Queerism, as a New Space in the History of Women

Lately, I have been fascinated by the stories of the twentieth century women. I have seen terrible pain and struggle in their forgotten stories. This is how I discovered Kato Mikeladze, Babilina Khositashvili, Sopho Mgeladze, Elene Akhvlediani and other women, that overshadowed every other field of my interest and completely took over me with their stories. The stories of these women are not that accessible on the internet. The publications, poems and letters by Kato Mikeladze can be found in a book by Tamta Melashvili – “Kato Mikaladze: unknown stories of Georgian feminism”. Records and poems by Babilina Khositashvili are available in the collection – “Life between two waters”. Three novels by Sopho Mgeladze have been recently printed. Poems, stories and publications by Nino Tarishvili, Maridjan, Mariam Garikuli and others, are extremely difficult to be found on the internet.

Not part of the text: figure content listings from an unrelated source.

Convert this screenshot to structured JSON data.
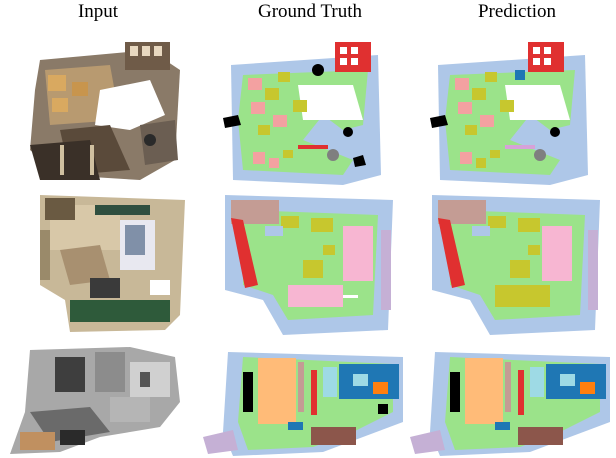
{
  "figure": {
    "columns": [
      "Input",
      "Ground Truth",
      "Prediction"
    ],
    "rows": [
      {
        "scene": "scene-1",
        "panels": [
          "input",
          "ground-truth",
          "prediction"
        ]
      },
      {
        "scene": "scene-2",
        "panels": [
          "input",
          "ground-truth",
          "prediction"
        ]
      },
      {
        "scene": "scene-3",
        "panels": [
          "input",
          "ground-truth",
          "prediction"
        ]
      }
    ]
  },
  "palette": {
    "floor": "#9be38a",
    "wall": "#aec7e8",
    "chair": "#c7c72e",
    "table": "#f3a1a1",
    "window": "#e03030",
    "cabinet": "#c49c94",
    "bed": "#f7b6d2",
    "sofa": "#9e7fd8",
    "door": "#d6a2d8",
    "desk": "#8c564b",
    "tv": "#1f77b4",
    "orange": "#ff7f0e",
    "peach": "#ffbb78",
    "light-blue": "#9edae5",
    "black": "#000000",
    "gray": "#7f7f7f"
  }
}
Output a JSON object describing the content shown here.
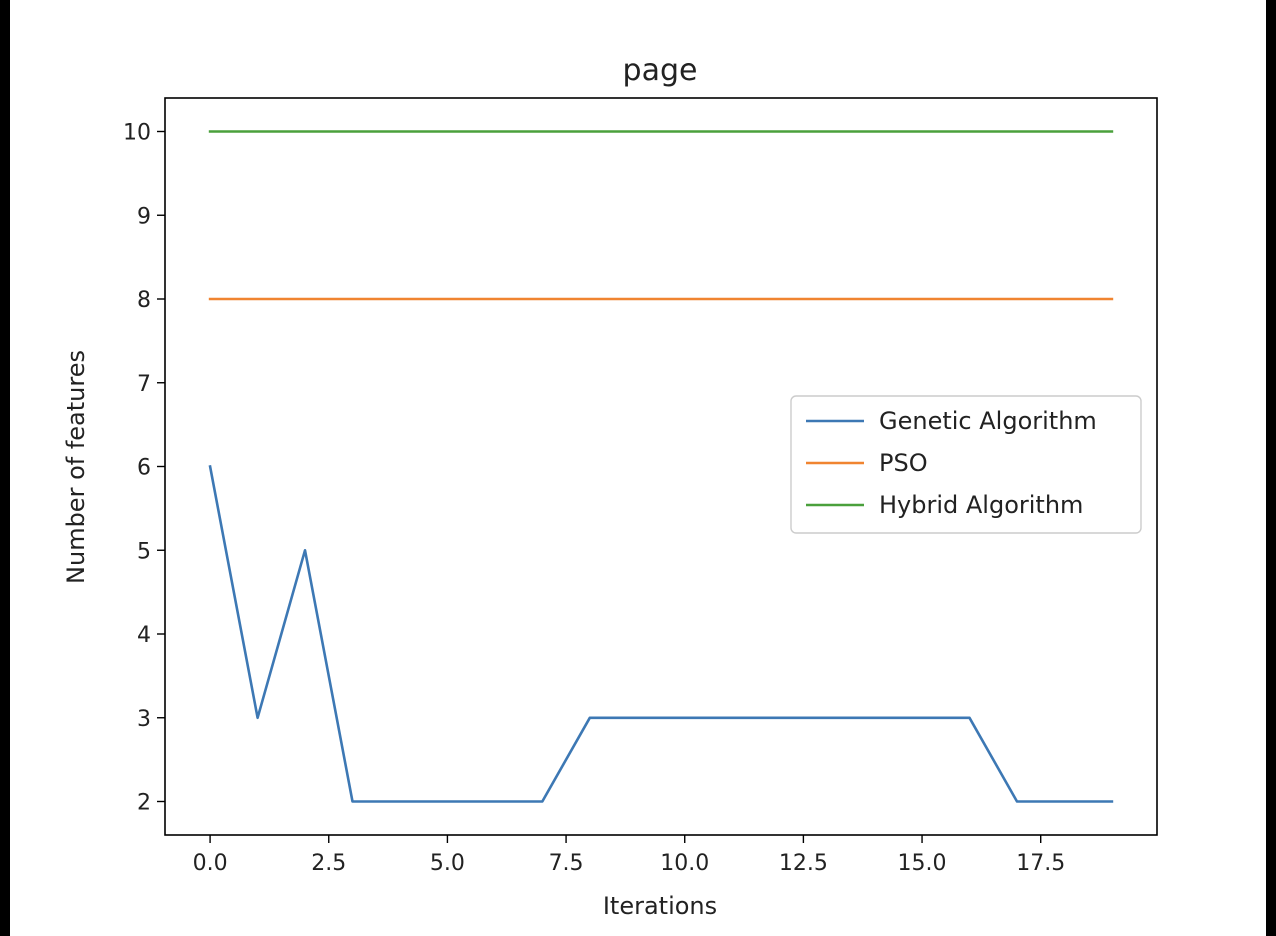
{
  "chart_data": {
    "type": "line",
    "title": "page",
    "xlabel": "Iterations",
    "ylabel": "Number of features",
    "xlim": [
      -0.95,
      19.95
    ],
    "ylim": [
      1.6,
      10.4
    ],
    "xticks": [
      0.0,
      2.5,
      5.0,
      7.5,
      10.0,
      12.5,
      15.0,
      17.5
    ],
    "xtick_labels": [
      "0.0",
      "2.5",
      "5.0",
      "7.5",
      "10.0",
      "12.5",
      "15.0",
      "17.5"
    ],
    "yticks": [
      2,
      3,
      4,
      5,
      6,
      7,
      8,
      9,
      10
    ],
    "ytick_labels": [
      "2",
      "3",
      "4",
      "5",
      "6",
      "7",
      "8",
      "9",
      "10"
    ],
    "grid": false,
    "legend_position": "center-right",
    "x": [
      0,
      1,
      2,
      3,
      4,
      5,
      6,
      7,
      8,
      9,
      10,
      11,
      12,
      13,
      14,
      15,
      16,
      17,
      18,
      19
    ],
    "series": [
      {
        "name": "Genetic Algorithm",
        "color": "#3d78b4",
        "values": [
          6,
          3,
          5,
          2,
          2,
          2,
          2,
          2,
          3,
          3,
          3,
          3,
          3,
          3,
          3,
          3,
          3,
          2,
          2,
          2
        ]
      },
      {
        "name": "PSO",
        "color": "#f08430",
        "values": [
          8,
          8,
          8,
          8,
          8,
          8,
          8,
          8,
          8,
          8,
          8,
          8,
          8,
          8,
          8,
          8,
          8,
          8,
          8,
          8
        ]
      },
      {
        "name": "Hybrid Algorithm",
        "color": "#4aa03c",
        "values": [
          10,
          10,
          10,
          10,
          10,
          10,
          10,
          10,
          10,
          10,
          10,
          10,
          10,
          10,
          10,
          10,
          10,
          10,
          10,
          10
        ]
      }
    ]
  }
}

At the same time, I got involved with the Georgian queer history. As expected, the resources on this subject are extremely scarce and hard to find on the internet. Tamta Melashvili elaborates on the reasons behind the non-existence of queer history in her article. Maybe, indeed, perceiving Queerism in a broader sense in the overall picture of the totalitarian, patriarchal and heteronormative past is the only way to create queer history. I am sure of one thing, there is something so queer about the women whose stories I read, and I can’t quite label them in any way. Maybe they don’t even need to be labeled? Maybe what our society needs now is an appropriate space and an ability to view the queer history from a new perspective, asking questions, understanding the vibes, which will all be useful for this process.

With these thoughts, I became particularly interested in Elene Akhvlediani’s biography and art.

I searched the internet and read everything I could find. At the same time, I looked at some of Elene’s paintings. In September I started a challenge – I would post one painting by Elene Akhvlediani and one poem by one of the women writer’s every day.